The arduino voltage logger from the previous post worked by directly sending all voltage values to a computer for logging. This way storage is virtually limitless. The downside, of course, is that the computer needs to be sitting right with the arduino for as long as the logging is desired. This is limiting when you actually want to use the computer for other things during logging or if the place where you need to log the voltage is in a weird location where its hard to put a laptop or computer.

For these reasons, I upgraded the arduino voltage logger to be stand-alone by logging to the internal EEPROM memory. You can find all code on my github.

The code implements a small state machine that erases and starts logging upon a button press. Values are logged at a fixed frequency specified in the main. While reading and writing is quite straight forward with the built in commands, the internal EEPROM of 1kb is quite limited. Therefore, I implemented a delta encoder which encodes a series of values as the difference to the previous value. Since the differences are usually small (for the applications I had in mind), we can encode them as signed int8_t values which take up only half the space of the uin16_t ADC values:

void InitDeltaEncoder(struct DeltaEncoder* del, int32_t sum0) {
  del->sum = sum0;
}

int8_t UpdateDelta(struct DeltaEncoder* del, uint16_t cur) {
  // compute delta between current value and running sum
  int32_t delta = (int32_t)cur - del->sum; 
  // truncate delta to +- 127 so it fints insight int8_t
  int8_t delta8 = 0;
  if (delta < -127) {
    delta8 = (int8_t)-127;
  } else if (delta > 127) {
    delta8 = (int8_t)127;
  } else {
    delta8 = (int8_t) delta;
  }
  del->sum += (int32_t)delta8; // keep track of running sum
  return delta8;
}

The initial value for each time series is still written in full to the EEPROM right at the start. After that only differences are logged. This means the logger can log 510 adc values into the internal EEPROM. Logging every \(24\cdot 3600s / 510 = 167s\) we can log for a full 24h.

The other feature I added to this logger is a ring buffer to enable filtering of the measured voltages.
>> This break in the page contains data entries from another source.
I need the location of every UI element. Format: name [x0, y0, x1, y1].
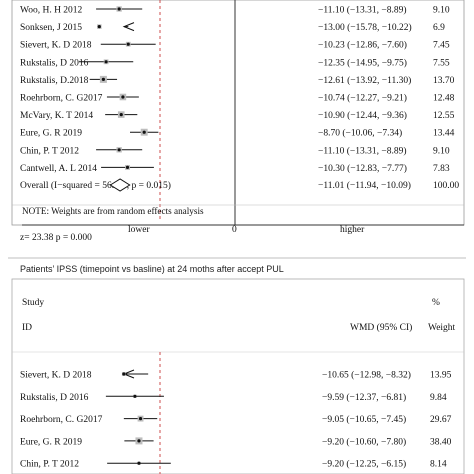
weight-text: 8.14 — [430, 460, 447, 470]
weight-text: 7.55 — [433, 58, 450, 68]
ci-text: −9.20 (−10.60, −7.80) — [322, 436, 406, 447]
weight-text: 12.55 — [433, 111, 455, 121]
z-statistic: z= 23.38 p = 0.000 — [20, 233, 92, 243]
study-label: Roehrborn, C. G2017 — [20, 94, 103, 104]
weight-text: 6.9 — [433, 23, 445, 33]
ci-text: −9.20 (−12.25, −6.15) — [322, 459, 406, 470]
overall-ci: −11.01 (−11.94, −10.09) — [318, 180, 411, 191]
weight-text: 7.45 — [433, 41, 450, 51]
point-estimate — [117, 7, 121, 11]
point-estimate — [126, 42, 130, 46]
ci-text: −11.10 (−13.31, −8.89) — [318, 5, 407, 16]
weights-note: NOTE: Weights are from random effects an… — [22, 206, 204, 216]
weight-text: 7.83 — [433, 164, 450, 174]
ci-text: −11.10 (−13.31, −8.89) — [318, 145, 407, 156]
ci-text: −10.90 (−12.44, −9.36) — [318, 110, 407, 121]
point-estimate — [121, 95, 125, 99]
point-estimate — [97, 25, 101, 29]
ci-text: −10.65 (−12.98, −8.32) — [322, 370, 411, 381]
weight-text: 38.40 — [430, 437, 452, 447]
ci-text: −10.74 (−12.27, −9.21) — [318, 93, 407, 104]
study-label: Rukstalis, D 2016 — [20, 58, 89, 68]
point-estimate — [138, 417, 143, 421]
point-estimate — [104, 60, 108, 64]
weight-text: 9.10 — [433, 6, 450, 16]
panel2-frame — [11, 278, 465, 474]
study-label: Cantwell, A. L 2014 — [20, 164, 97, 174]
study-label: McVary, K. T 2014 — [20, 111, 93, 121]
panel1-overall: Overall (I−squared = 56.3%, p = 0.015) −… — [20, 178, 459, 192]
point-estimate — [122, 372, 126, 376]
axis-zero-label: 0 — [232, 225, 237, 235]
point-estimate — [137, 461, 141, 465]
weight-text: 29.67 — [430, 415, 452, 425]
overall-diamond — [109, 178, 131, 192]
point-estimate — [119, 113, 123, 117]
ci-text: −9.05 (−10.65, −7.45) — [322, 414, 406, 425]
weight-text: 13.44 — [433, 129, 455, 139]
ci-text: −8.70 (−10.06, −7.34) — [318, 128, 402, 139]
header-weight: Weight — [428, 323, 456, 333]
study-label: Rukstalis, D 2016 — [20, 393, 89, 403]
overall-weight: 100.00 — [433, 181, 459, 191]
panel2-rows: Sievert, K. D 2018 −10.65 (−12.98, −8.32)… — [20, 370, 452, 470]
study-label: Sonksen, J 2015 — [20, 23, 82, 33]
panel1-rows: Woo, H. H 2012 −11.10 (−13.31, −8.89) 9.10… — [20, 5, 455, 174]
point-estimate — [142, 130, 146, 134]
study-label: Eure, G. R 2019 — [20, 437, 82, 447]
ci-text: −10.23 (−12.86, −7.60) — [318, 40, 407, 51]
study-label: Roehrborn, C. G2017 — [20, 415, 103, 425]
header-wmd: WMD (95% CI) — [350, 322, 412, 333]
study-label: Sievert, K. D 2018 — [20, 41, 92, 51]
point-estimate — [117, 148, 121, 152]
study-label: Sievert, K. D 2018 — [20, 371, 92, 381]
weight-text: 9.84 — [430, 393, 447, 403]
weight-text: 13.95 — [430, 371, 452, 381]
header-study: Study — [22, 298, 44, 308]
axis-higher-label: higher — [340, 225, 365, 235]
point-estimate — [133, 394, 137, 398]
panel2-title: Patients’ IPSS (timepoint vs basline) at… — [20, 264, 284, 274]
ci-text: −13.00 (−15.78, −10.22) — [318, 22, 412, 33]
study-label: Woo, H. H 2012 — [20, 6, 83, 16]
point-estimate — [125, 165, 130, 169]
study-label: Rukstalis, D.2018 — [20, 76, 89, 86]
weight-text: 9.10 — [433, 146, 450, 156]
study-label: Eure, G. R 2019 — [20, 129, 82, 139]
study-label: Chin, P. T 2012 — [20, 460, 79, 470]
ci-text: −9.59 (−12.37, −6.81) — [322, 392, 406, 403]
weight-text: 13.70 — [433, 76, 455, 86]
overall-label: Overall (I−squared = 56.3%, p = 0.015) — [20, 180, 171, 191]
study-label: Chin, P. T 2012 — [20, 146, 79, 156]
ci-text: −12.35 (−14.95, −9.75) — [318, 57, 407, 68]
weight-text: 12.48 — [433, 94, 455, 104]
header-id: ID — [22, 323, 32, 333]
point-estimate — [137, 439, 141, 443]
ci-text: −10.30 (−12.83, −7.77) — [318, 163, 407, 174]
header-percent: % — [432, 298, 440, 308]
point-estimate — [101, 77, 105, 81]
ci-text: −12.61 (−13.92, −11.30) — [318, 75, 411, 86]
axis-lower-label: lower — [128, 225, 150, 235]
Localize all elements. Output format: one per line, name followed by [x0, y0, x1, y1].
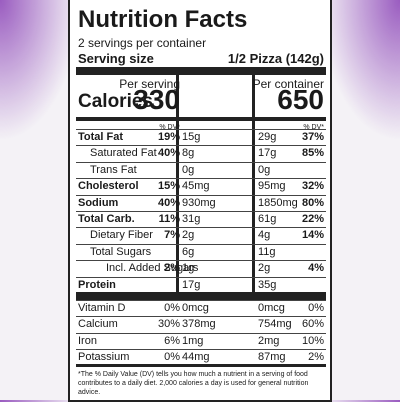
- row-rule: [76, 243, 326, 245]
- servings: 2 servings per container: [78, 36, 207, 50]
- row-rule: [76, 194, 326, 196]
- nutrient-name: Saturated Fat: [90, 147, 157, 160]
- nutrient-name: Calcium: [78, 318, 118, 331]
- thick-rule: [76, 292, 326, 300]
- amount: 8g: [182, 147, 195, 160]
- daily-value: 40%: [157, 196, 180, 209]
- amount: 44mg: [182, 351, 210, 364]
- row-rule: [76, 276, 326, 278]
- daily-value: 60%: [301, 318, 324, 331]
- nutrient-name: Total Sugars: [90, 245, 152, 258]
- daily-value: 14%: [301, 229, 324, 242]
- footnote: *The % Daily Value (DV) tells you how mu…: [78, 371, 309, 396]
- thick-rule: [76, 117, 326, 121]
- amount: 0g: [182, 163, 195, 176]
- amount: 0mcg: [258, 302, 285, 314]
- amount: 2g: [258, 262, 271, 275]
- amount: 31g: [182, 213, 201, 225]
- nutrient-name: Protein: [78, 278, 116, 291]
- daily-value: 6%: [164, 334, 180, 347]
- amount: 378mg: [182, 318, 216, 331]
- daily-value: 2%: [308, 351, 324, 364]
- amount: 2mg: [258, 334, 280, 347]
- amount: 4g: [258, 229, 271, 242]
- column-header: Per container: [252, 77, 324, 91]
- row-rule: [76, 145, 326, 147]
- nutrient-name: Trans Fat: [90, 163, 137, 176]
- amount: 17g: [258, 147, 277, 160]
- daily-value: 19%: [157, 131, 180, 143]
- amount: 2g: [182, 229, 195, 242]
- row-rule: [76, 129, 326, 130]
- serving-size: 1/2 Pizza (142g): [227, 51, 324, 66]
- daily-value: 4%: [308, 262, 324, 275]
- nutrient-name: Iron: [78, 334, 97, 347]
- amount: 930mg: [182, 196, 216, 209]
- serving-size-label: Serving size: [78, 51, 154, 66]
- row-rule: [76, 260, 326, 262]
- dv-header: % DV*: [303, 124, 324, 131]
- daily-value: 15%: [157, 180, 180, 193]
- thick-rule: [76, 67, 326, 75]
- amount: 11g: [258, 245, 276, 258]
- amount: 0g: [258, 163, 271, 176]
- calories-value: 650: [277, 84, 324, 115]
- daily-value: 0%: [308, 302, 324, 314]
- nutrient-name: Cholesterol: [78, 180, 139, 193]
- title: Nutrition Facts: [78, 6, 248, 33]
- daily-value: 32%: [301, 180, 324, 193]
- amount: 1g: [182, 262, 195, 275]
- nutrient-name: Incl. Added Sugars: [106, 262, 199, 275]
- row-rule: [76, 316, 326, 318]
- row-rule: [76, 300, 326, 301]
- daily-value: 22%: [301, 213, 324, 225]
- thick-rule: [76, 364, 326, 367]
- daily-value: 0%: [164, 351, 180, 364]
- nutrient-name: Total Carb.: [78, 213, 135, 225]
- column-rule: [176, 75, 179, 299]
- nutrient-name: Dietary Fiber: [90, 229, 153, 242]
- row-rule: [76, 178, 326, 180]
- amount: 17g: [182, 278, 201, 291]
- amount: 754mg: [258, 318, 292, 331]
- daily-value: 0%: [164, 302, 180, 314]
- nutrient-name: Sodium: [78, 196, 119, 209]
- row-rule: [76, 211, 326, 212]
- amount: 0mcg: [182, 302, 209, 314]
- amount: 15g: [182, 131, 201, 143]
- daily-value: 40%: [157, 147, 180, 160]
- nutrition-label: Nutrition Facts 2 servings per container…: [68, 0, 332, 402]
- daily-value: 11%: [158, 213, 180, 225]
- amount: 87mg: [258, 351, 286, 364]
- nutrient-name: Potassium: [78, 351, 130, 364]
- daily-value: 2%: [164, 262, 180, 275]
- amount: 95mg: [258, 180, 286, 193]
- amount: 1mg: [182, 334, 204, 347]
- amount: 1850mg: [258, 196, 298, 209]
- row-rule: [76, 332, 326, 334]
- daily-value: 10%: [301, 334, 324, 347]
- calories-label: Calories: [78, 91, 153, 112]
- row-rule: [76, 349, 326, 351]
- amount: 29g: [258, 131, 277, 143]
- dv-header: % DV*: [159, 124, 180, 131]
- amount: 35g: [258, 278, 277, 291]
- amount: 6g: [182, 245, 195, 258]
- column-header: Per serving: [119, 77, 180, 91]
- calories-value: 330: [133, 84, 180, 115]
- row-rule: [76, 227, 326, 229]
- daily-value: 7%: [164, 229, 180, 242]
- daily-value: 37%: [301, 131, 324, 143]
- nutrient-name: Vitamin D: [78, 302, 126, 314]
- daily-value: 30%: [157, 318, 180, 331]
- daily-value: 80%: [301, 196, 324, 209]
- nutrient-name: Total Fat: [78, 131, 124, 143]
- amount: 45mg: [182, 180, 210, 193]
- daily-value: 85%: [301, 147, 324, 160]
- row-rule: [76, 161, 326, 163]
- amount: 61g: [258, 213, 277, 225]
- column-rule: [252, 75, 255, 299]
The ring buffer always contains the last 60 measured values.

struct RingBuffer {
  uint16_t data[60];  // data in the buffer
  uint16_t N;         // size of the buffer - initialized to 60
  uint16_t i;         // current position in the buffer
};

void Insert(struct RingBuffer* buf, uint16_t x) {
  buf->i = (buf->i + 1) % buf->N; // wrap around index after incrementing
  buf->data[buf->i] = x;          // insert new value
}

From that we can at any moment compute the mean ADC value over the last minute:

float MeanFloat(struct RingBuffer* buf) {
  float sum = 0;
  for (uint16_t i=0; i< buf->N; ++i) {
    sum += buf->data[i];
  }
  return sum / (float)buf->N;
}

The code given here is slightly simplified for presentation purposes (it does not handle the inital phase when not all 60 values are filled—see the code on github for that). This nicely smoothes out some of the measurement noise and makes use of the fact that while we cannot log values at a high frequency because of the EEPROM memory limitations, the arduino can itself de-noise the input signal by sampling at a higher frequency.

After logging is done, i.e. the EEPROM memory is full, as indicated by the onboard LED turning off, one just needs to connect the arduino to the computer and it will send the measured series of voltages at the two ADC pins. These can be received as described before and plotted. Below is an example of logging the voltage at the capacitor (adc0) and the output (adc1) of the night-active light harvester.

You can see that the logged voltages are nice and smooth thanks to the ring-buffer-based filter.